I thought this was an interesting plotline, I feel like with most paranormal/supernatural stories, there’s some entity that’s simply terrorizing someone or some town. But Wills’s story takes that narrative and spins it. I loved reading as Curtis and his god-sidekick Yana uncover the mystery of what this entity is really doing. Remember the girl who lost her identity? They call her “Gray” and she’s central to the story; without her, the entity wouldn’t be feeding off the town’s negativity and turn it into some bizarre-Twilight Zone-esque utopia.
I really enjoyed the plot overall and especially liked the allusions to Curtis’s past and how he came to be a pseudo-specialist. I would totally read his back story and future adventures, and I’d love to know how, where, and why Yana fits into them.
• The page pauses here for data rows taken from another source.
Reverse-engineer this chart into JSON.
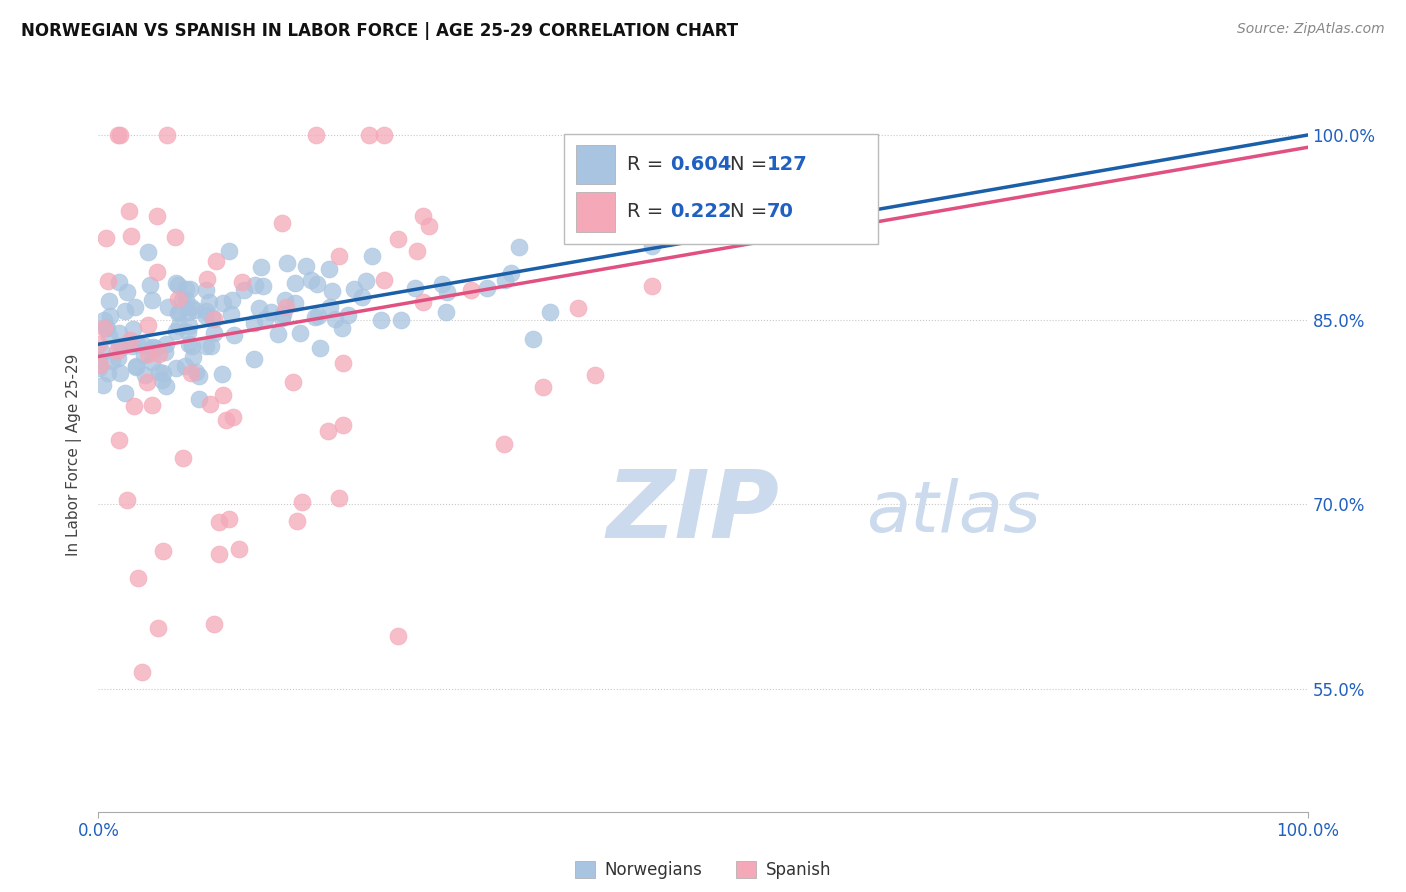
{
  "title": "NORWEGIAN VS SPANISH IN LABOR FORCE | AGE 25-29 CORRELATION CHART",
  "source": "Source: ZipAtlas.com",
  "ylabel": "In Labor Force | Age 25-29",
  "xlim": [
    0.0,
    1.0
  ],
  "ylim": [
    0.45,
    1.03
  ],
  "yticks": [
    0.55,
    0.7,
    0.85,
    1.0
  ],
  "ytick_labels": [
    "55.0%",
    "70.0%",
    "85.0%",
    "100.0%"
  ],
  "xtick_labels": [
    "0.0%",
    "100.0%"
  ],
  "xticks": [
    0.0,
    1.0
  ],
  "norwegian_color": "#a8c4e0",
  "spanish_color": "#f4a8b8",
  "trend_norwegian_color": "#1a5fa8",
  "trend_spanish_color": "#e05080",
  "R_norwegian": 0.604,
  "N_norwegian": 127,
  "R_spanish": 0.222,
  "N_spanish": 70,
  "nor_trend": [
    0.83,
    1.0
  ],
  "spa_trend": [
    0.82,
    0.99
  ],
  "background_color": "#ffffff",
  "grid_color": "#c8c8c8",
  "watermark_text": "ZIP",
  "watermark_text2": "atlas",
  "watermark_color": "#ccdaee"
}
Also well done were the characters–I liked Curtis’s mild self deprecation and awareness; Yana was a funny yet strong female character; Gray, however, was a little more complicated. She’s developed, but she has more of a character arc than anyone else–she starts out (and maintains, to an extent) fairly innocent. She doesn’t remember who she is or what she’s doing, with time, and a little help from Curtis, she’s able to recover some traumatic memories, and essentially becomes dependent on Curtis, but not for the reason you think. I wanted a little bit more from her though, I just feel like she could have played a bit of a bigger role in the story, especially given that she’s central to it, but overall, I think the lack of in-depth exploration of her allowed the plot to move at a pleasant and effective pace.
I’d definitely recommend the book to those who do like paranormal themes/stories. If bullying is triggering for you, be warned that there is some severe bullying at one point, so heads up. Overall, it’s a solid and entertaining read.